A number of BTK inhibitors are currently in clinical trials. But Young noted that most of the disclosed ones are covalent inhibitors that also hit other kinases besides BTK, potentially causing undesired side effects. Genentech wants to avoid such off-target effects by developing a noncovalent inhibitor that is highly selective for BTK.

A family of molecules the company is investigating interacts with an inducible binding site on BTK. It’s called inducible because a tyrosine motif that plays a key role in the binding interaction moves into the site from another location in the protein only when the compounds are present. Young said that going after this site could make inhibitors selective for BTK since, “to the best of our knowledge, no structurally related kinases undergo this structural change.”

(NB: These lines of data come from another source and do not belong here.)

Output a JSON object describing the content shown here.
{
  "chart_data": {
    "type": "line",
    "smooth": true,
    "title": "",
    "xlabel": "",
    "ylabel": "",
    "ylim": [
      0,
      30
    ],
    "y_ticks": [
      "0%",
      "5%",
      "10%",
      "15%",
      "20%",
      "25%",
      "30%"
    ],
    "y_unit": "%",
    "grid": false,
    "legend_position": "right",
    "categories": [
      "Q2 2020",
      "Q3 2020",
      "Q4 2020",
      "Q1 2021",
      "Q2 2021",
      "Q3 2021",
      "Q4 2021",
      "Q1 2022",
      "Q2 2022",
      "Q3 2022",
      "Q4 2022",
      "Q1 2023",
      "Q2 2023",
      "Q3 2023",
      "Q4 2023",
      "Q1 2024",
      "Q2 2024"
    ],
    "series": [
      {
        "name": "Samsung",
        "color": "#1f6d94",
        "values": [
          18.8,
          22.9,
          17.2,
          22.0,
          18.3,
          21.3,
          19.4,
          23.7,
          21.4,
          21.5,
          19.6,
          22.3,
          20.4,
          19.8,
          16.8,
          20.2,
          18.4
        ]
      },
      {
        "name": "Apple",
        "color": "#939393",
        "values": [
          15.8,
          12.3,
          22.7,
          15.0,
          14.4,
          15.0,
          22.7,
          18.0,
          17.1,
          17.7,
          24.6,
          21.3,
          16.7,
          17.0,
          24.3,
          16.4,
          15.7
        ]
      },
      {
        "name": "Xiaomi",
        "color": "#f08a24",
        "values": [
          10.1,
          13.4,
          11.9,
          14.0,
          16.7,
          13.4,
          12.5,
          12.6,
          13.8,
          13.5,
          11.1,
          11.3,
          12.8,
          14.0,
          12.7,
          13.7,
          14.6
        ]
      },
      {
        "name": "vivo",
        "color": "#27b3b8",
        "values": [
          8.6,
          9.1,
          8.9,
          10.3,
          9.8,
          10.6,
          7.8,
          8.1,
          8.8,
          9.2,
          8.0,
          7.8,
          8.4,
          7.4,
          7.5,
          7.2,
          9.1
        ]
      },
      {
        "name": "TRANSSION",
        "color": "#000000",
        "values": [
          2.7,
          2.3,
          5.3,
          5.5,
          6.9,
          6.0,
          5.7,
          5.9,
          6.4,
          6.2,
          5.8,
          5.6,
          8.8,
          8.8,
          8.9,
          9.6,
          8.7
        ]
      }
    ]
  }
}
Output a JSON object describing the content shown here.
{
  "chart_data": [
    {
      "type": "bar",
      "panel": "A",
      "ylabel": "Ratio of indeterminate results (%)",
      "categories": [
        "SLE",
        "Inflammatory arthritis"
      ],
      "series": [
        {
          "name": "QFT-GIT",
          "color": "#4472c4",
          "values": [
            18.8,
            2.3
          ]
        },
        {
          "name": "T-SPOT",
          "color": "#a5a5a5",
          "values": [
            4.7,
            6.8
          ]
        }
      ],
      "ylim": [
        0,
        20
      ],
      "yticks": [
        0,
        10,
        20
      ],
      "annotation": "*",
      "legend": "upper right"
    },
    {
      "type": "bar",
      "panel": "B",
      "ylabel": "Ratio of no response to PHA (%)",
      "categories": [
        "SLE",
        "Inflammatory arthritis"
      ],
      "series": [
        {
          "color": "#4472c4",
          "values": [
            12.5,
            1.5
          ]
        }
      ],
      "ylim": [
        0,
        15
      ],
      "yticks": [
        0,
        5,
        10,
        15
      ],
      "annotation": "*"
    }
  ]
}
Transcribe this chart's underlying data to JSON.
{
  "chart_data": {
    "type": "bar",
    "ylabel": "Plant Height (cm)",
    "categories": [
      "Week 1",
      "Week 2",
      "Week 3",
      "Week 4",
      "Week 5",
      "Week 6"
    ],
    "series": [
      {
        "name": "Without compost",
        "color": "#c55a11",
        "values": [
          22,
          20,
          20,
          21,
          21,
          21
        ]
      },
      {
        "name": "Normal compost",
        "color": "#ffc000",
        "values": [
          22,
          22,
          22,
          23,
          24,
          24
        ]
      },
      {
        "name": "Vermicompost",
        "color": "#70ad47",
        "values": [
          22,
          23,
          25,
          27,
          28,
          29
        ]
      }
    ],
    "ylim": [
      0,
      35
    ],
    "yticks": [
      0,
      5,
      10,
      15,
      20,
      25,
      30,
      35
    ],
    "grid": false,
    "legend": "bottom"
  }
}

The Genentech team started with a lead compound that bound to the inducible site and showed good selectivity for BTK but lacked other important druglike properties. They improved its potency by adding a gem-dimethyl group that enhanced binding affinity, but the resulting product also inhibited cytochrome P450, an undesirable property that can cause unsafe interactions with other drugs. They blocked cytochrome P450 inhibition by adding an alkyl substituent to a pyrimidine group, but that, in turn, lowered potency. The team then restored high potency by replacing the pyrimidine entirely with a five-membered heterocyclic ring.

With further optimizations, the team arrived at a pyrazolopiperazine designated G-309, which Genentech has advanced into preclinical development for potential treatment of RA and lupus. “The program has had its ups and downs along the way, with many lessons learned, and I am very proud of the work the team has accomplished,” Young said.